The people who live in Detroit could really use some good news after taking the hardest landing as the Age of Oil clunkered to a close. A massive homesteading retrofit program to bring free energy from sunshine would be just perfect.
In 2007, Michigan’s Governor Granholm had instigated one of the most progressive climate targets of any state in the US, to achieve an EU Kyoto Accord level of greenhouse gas reduction of 20% below 1990 by 2020.
To get there, she set out a combination of renewable energy incentives that make solar roofs in the nearly abandoned city a slam dunk, and which could bring out-of-pocket costs down to as little as $6,000.

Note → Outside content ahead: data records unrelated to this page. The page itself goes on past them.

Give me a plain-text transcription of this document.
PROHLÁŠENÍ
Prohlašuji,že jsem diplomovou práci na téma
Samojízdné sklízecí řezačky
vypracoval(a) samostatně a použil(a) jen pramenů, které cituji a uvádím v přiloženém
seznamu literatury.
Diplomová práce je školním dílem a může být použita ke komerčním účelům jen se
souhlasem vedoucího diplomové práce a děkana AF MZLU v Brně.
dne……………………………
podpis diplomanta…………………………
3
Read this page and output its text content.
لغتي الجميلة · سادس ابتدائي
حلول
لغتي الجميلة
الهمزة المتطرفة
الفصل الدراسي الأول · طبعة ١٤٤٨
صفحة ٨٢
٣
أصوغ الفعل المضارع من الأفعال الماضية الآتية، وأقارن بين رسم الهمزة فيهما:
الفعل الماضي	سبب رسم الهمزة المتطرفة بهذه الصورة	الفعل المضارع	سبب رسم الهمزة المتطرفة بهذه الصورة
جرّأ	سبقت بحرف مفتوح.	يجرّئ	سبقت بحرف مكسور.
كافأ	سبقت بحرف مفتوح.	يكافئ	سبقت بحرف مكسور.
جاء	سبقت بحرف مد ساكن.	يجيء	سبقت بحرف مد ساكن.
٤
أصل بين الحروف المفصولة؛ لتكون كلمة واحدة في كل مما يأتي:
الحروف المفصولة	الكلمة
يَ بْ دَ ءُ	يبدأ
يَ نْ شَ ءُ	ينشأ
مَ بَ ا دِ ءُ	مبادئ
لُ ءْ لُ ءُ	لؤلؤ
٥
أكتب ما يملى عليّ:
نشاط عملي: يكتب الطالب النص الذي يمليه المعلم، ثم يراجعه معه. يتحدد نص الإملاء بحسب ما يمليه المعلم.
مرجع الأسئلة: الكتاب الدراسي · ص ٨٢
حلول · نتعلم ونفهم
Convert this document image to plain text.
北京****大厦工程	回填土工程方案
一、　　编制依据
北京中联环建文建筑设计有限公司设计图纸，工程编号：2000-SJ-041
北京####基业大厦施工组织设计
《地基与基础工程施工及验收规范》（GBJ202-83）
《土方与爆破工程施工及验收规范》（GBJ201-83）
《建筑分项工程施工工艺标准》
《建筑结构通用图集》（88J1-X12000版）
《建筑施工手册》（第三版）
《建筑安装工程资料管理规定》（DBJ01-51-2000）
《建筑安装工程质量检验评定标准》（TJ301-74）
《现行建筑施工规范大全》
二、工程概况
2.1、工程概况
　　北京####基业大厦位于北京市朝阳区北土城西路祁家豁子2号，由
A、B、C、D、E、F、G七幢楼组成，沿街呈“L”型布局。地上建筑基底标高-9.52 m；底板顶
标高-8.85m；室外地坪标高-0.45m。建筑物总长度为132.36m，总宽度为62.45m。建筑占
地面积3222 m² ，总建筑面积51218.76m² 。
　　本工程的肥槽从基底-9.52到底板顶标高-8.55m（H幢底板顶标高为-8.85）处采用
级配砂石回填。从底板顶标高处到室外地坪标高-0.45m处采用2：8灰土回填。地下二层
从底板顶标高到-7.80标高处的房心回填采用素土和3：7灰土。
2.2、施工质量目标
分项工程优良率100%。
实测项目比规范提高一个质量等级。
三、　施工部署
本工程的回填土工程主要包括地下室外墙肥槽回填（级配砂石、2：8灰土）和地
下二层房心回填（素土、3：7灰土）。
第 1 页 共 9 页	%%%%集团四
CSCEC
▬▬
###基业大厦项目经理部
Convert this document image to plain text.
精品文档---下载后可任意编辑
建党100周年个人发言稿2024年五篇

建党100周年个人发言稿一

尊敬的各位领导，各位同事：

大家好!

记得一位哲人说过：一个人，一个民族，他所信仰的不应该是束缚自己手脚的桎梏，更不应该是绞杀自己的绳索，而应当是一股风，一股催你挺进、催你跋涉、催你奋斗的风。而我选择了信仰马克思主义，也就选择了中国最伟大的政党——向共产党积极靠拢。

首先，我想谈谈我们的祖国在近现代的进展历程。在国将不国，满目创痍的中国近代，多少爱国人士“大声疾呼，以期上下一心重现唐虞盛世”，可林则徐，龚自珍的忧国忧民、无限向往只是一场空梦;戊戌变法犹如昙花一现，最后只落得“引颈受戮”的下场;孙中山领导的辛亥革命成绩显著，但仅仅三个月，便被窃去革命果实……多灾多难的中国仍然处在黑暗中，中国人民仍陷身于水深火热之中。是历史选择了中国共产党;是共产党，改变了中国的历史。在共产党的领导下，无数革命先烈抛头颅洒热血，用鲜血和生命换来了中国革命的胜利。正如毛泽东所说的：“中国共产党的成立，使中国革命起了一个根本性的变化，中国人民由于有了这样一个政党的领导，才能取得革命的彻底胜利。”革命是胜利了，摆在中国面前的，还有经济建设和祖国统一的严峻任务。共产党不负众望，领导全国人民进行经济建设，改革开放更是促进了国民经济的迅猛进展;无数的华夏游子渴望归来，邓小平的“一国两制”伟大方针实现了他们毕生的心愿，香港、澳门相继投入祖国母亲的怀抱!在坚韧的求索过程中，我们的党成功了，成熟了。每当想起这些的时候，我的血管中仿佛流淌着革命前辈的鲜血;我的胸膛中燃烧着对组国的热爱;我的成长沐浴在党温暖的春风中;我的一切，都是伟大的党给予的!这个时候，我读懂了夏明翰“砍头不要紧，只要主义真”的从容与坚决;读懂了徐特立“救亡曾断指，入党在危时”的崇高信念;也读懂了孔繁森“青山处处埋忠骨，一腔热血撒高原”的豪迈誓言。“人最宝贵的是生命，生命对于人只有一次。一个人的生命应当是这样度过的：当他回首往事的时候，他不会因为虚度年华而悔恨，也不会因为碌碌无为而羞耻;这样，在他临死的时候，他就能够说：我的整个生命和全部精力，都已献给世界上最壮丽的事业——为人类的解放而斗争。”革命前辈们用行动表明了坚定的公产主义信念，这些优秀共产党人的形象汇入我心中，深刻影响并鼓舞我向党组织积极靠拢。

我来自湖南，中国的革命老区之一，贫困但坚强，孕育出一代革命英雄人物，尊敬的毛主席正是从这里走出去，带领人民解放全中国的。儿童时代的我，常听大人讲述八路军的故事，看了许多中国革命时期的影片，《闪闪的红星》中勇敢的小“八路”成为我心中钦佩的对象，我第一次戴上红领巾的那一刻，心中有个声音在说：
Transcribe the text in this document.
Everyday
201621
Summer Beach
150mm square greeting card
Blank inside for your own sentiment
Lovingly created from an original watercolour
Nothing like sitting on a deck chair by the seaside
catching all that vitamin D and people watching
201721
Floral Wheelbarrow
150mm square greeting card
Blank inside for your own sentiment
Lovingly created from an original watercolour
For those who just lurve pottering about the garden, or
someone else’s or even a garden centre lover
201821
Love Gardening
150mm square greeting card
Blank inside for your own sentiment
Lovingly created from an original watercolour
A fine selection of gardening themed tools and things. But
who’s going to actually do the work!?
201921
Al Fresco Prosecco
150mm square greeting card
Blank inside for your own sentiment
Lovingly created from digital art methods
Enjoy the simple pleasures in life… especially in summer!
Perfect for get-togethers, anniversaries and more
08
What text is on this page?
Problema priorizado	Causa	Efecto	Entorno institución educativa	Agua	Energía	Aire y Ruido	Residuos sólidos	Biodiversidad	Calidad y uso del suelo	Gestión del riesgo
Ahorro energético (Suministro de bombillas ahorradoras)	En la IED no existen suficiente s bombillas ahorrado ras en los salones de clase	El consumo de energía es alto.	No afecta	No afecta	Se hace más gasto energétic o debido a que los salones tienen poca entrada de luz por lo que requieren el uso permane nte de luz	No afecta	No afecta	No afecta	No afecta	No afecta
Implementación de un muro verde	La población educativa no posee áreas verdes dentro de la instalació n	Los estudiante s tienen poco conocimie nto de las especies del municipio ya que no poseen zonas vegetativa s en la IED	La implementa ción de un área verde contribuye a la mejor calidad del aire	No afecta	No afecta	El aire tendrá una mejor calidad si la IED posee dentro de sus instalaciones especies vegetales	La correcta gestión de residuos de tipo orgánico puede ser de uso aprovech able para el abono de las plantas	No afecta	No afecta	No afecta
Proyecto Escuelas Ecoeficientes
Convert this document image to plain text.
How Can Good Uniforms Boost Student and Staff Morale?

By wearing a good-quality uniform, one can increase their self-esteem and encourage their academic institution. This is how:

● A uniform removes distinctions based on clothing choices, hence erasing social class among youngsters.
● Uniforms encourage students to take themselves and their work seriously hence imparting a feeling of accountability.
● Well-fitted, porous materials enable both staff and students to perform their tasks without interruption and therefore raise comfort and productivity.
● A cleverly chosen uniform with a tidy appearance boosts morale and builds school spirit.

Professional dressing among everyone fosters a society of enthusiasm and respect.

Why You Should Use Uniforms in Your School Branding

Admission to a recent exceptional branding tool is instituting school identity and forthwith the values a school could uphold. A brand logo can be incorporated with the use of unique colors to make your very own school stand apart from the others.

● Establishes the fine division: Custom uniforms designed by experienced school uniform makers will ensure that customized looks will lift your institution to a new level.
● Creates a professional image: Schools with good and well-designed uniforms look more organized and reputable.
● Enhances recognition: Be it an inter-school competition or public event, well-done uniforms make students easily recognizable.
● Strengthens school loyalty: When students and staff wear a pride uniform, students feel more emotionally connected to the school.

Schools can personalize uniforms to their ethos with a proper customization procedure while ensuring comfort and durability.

In 2007, she signed the ambitious target. And to get there, she invited some serious thinkers to analyze the cost-effectiveness of various policy options. After a more than a year of intensive stakeholder collaboration and cost-benefit analysis, they recommended 54 climate mitigation policy actions to lower greenhouse gases and achieve a $25 billion net gain in the gross state product.
One of the policy options recommended was “Incentives to Promote Renewable Energy Systems Implementation”.
She took their advice and budgeted $25 million for solar rebates. Now the local utility, DTE Energy, as part of the its compliance plan under the state Renewable Portfolio Standard – which requires that it buy more renewable energy each year – will pay residents to install solar power that feeds the grid. They can stop the offer only once their customers have collectively installed 5 MW of solar power. Any customers of DTE Energy are eligible.
Because the rebate pays $2,400 for every KW installed, a 5 KW system would be $12,000 off.
Like all Americans, Detroit homeowners would get the new 30% tax credit, which would reduce cost another $6,900, leaving an out-of-pocket cost of just $6,000, according to calculations by Solar Fred at Solar Power Rocks.
In addition, the utility will continue to pay a Feed-in Tariff of 11 cents per kilowatt-hour. This would bring in income year after year, which Solar Fred estimates, assuming average Detroit rain, snow and a good roof orientation, could amount to a tidy $610 or so a year.
To those people who live in the Rogue States that have not passed climate and renewable energy legislation, it must seem inconceivable that an electric utility would actually pay you to put solar on your roof to compete with their rates. But once built, renewable energy will be much cheaper than fossil energy, because the fuel is free and non-polluting. And climate legislation makes that initial switch happen.
And what more fitting way to re-energize the city that suffered the most from fossil fuels – than with a 25 to 40 year supply of fossil-free energy.